Еще резче социальные контрасты характеров: подлинная человечность, настоящие. Искренние чувства живут в среде трудового люда – в любви Лизи Конолли к Мартину, в чувстве Мартина к Руфи, в его отношении к сестре, лружбе старых товарищей. А в мире морзов и бетлеров чувства оказываются фальшью, игрой с Мартином, которой увлечена Руфь, готовностью продать себя за славу и богатство. Ведь именно так можно назвать отношение Руфи к Мартину – известному писателю.

Большое место в романе занимает проблема нового человека, идущего на смену людям, чьи души искалечены миром собственнических отношений. Черты предвестника тех, кому будет принадлежать будущее, заметны в Мартине. В его таланте заключено новое восприятие мира. Мартин рожден и воспитан трудовым народом, несет в себе его мораль, его понимание действительности. При этом Лондон, сам прошедший тяжкую школу трудовой жизни, далеко от слащавого преклонения перед людьми из народа, прокладывающими себе путь к искусству. Лондон знал, что цель эта может быть достигнута только при огромной требовательности к себе, ценой напряженного труда, открывающего доступ к знаниям, которые другим – вроде молодых Морзов – доставались легко, так как были получены ими в привилегированных школах.

Проблема формирования новой интеллигенции, выходящей из рядов рабочего класса и готовой отдать ему свои силы, воплощена не только в образе Мартина, но и в образе Лизи Коннолли. Быстро зреет ее дивой и энергичный ум под влиянием знаний, доступ к которым ей помог получить Мартин. Может быть, она стала на этот путь только чтобы не быть ниже Мартина, которого она самоотверженно полюбила, но в конце романа она уже настолько самостоятельна, ее личность настолько развилась, что он чувствует себя сильнее Мартина

Судьба Мартина – прежде всего доказательство того, что буржуазное общество враждебно подлинному искусству. Мартину, писателю, вышедшему из рабочего класса, нечем дышать в мире морзов и бетлеров, даже если они вынуждены признать его талант. Эстетические идеи Мартина безмерно выше уровня буржуазного искусства. Приноравливаться к этому жалкому уровню – значит изменять своим заветным мечтам, своим представлениям о подлинном искусстве, которое служит «приключению с большой буквы» - прославлению подлинных подвигов. Только о них хотел писать Мартин

ИЗ ГОЛОВЫ:

Конфликтов, если кто не понял, несколько: Мартин и Руфь (их любовь – основа сюжетной линии произведения, Мартин тянется за ней, для этого меняется…и т.д. и т.п.), Мартин и общество (об этом подробно выше), Мартин и Лизи Конолли (она в его безумно любит, готова идти за ним, совершенствоваться ради него), а он и с ней быть не хочет – т.к. ее не любит, и не хочет воспринимать ее как равную себе, т.к. он объективно ее превосходит + при этом действительно ее уважает и ближе к концу романа говорит, что вообще, в отличие от Руфи, Лизи хотя бы честная.

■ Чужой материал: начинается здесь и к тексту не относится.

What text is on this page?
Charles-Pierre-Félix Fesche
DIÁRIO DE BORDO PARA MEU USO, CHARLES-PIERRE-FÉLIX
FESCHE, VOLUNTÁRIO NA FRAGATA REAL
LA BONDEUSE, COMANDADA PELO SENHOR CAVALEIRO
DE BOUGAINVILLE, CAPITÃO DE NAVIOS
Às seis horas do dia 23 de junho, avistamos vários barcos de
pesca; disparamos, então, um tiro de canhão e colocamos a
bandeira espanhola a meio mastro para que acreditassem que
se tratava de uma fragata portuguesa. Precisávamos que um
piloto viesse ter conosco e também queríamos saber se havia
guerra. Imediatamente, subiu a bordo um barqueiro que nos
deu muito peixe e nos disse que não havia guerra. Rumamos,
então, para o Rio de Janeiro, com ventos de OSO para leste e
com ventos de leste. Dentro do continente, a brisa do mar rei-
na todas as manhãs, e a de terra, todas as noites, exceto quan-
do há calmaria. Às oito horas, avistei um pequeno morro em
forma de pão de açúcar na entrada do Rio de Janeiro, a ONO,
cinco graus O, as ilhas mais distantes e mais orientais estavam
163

Пересказываем, добавляем пафоса.

В представлении большинства, «американская мечта» - клише, обозначающее идеал жизни жителей США. Но в чем же состоит этот идеал?

В зависимости от контекста словосочетание может иметь несколько значений. Однако так или иначе почти всегда подчеркивается, что американская мечта базируется на свободе личности и свободном предпринимательстве. Понятие американской мечты тесно связано с понятием ‘self-made man’, то есть человека, который самостоятельно упорным трудом добился успеха в жизни.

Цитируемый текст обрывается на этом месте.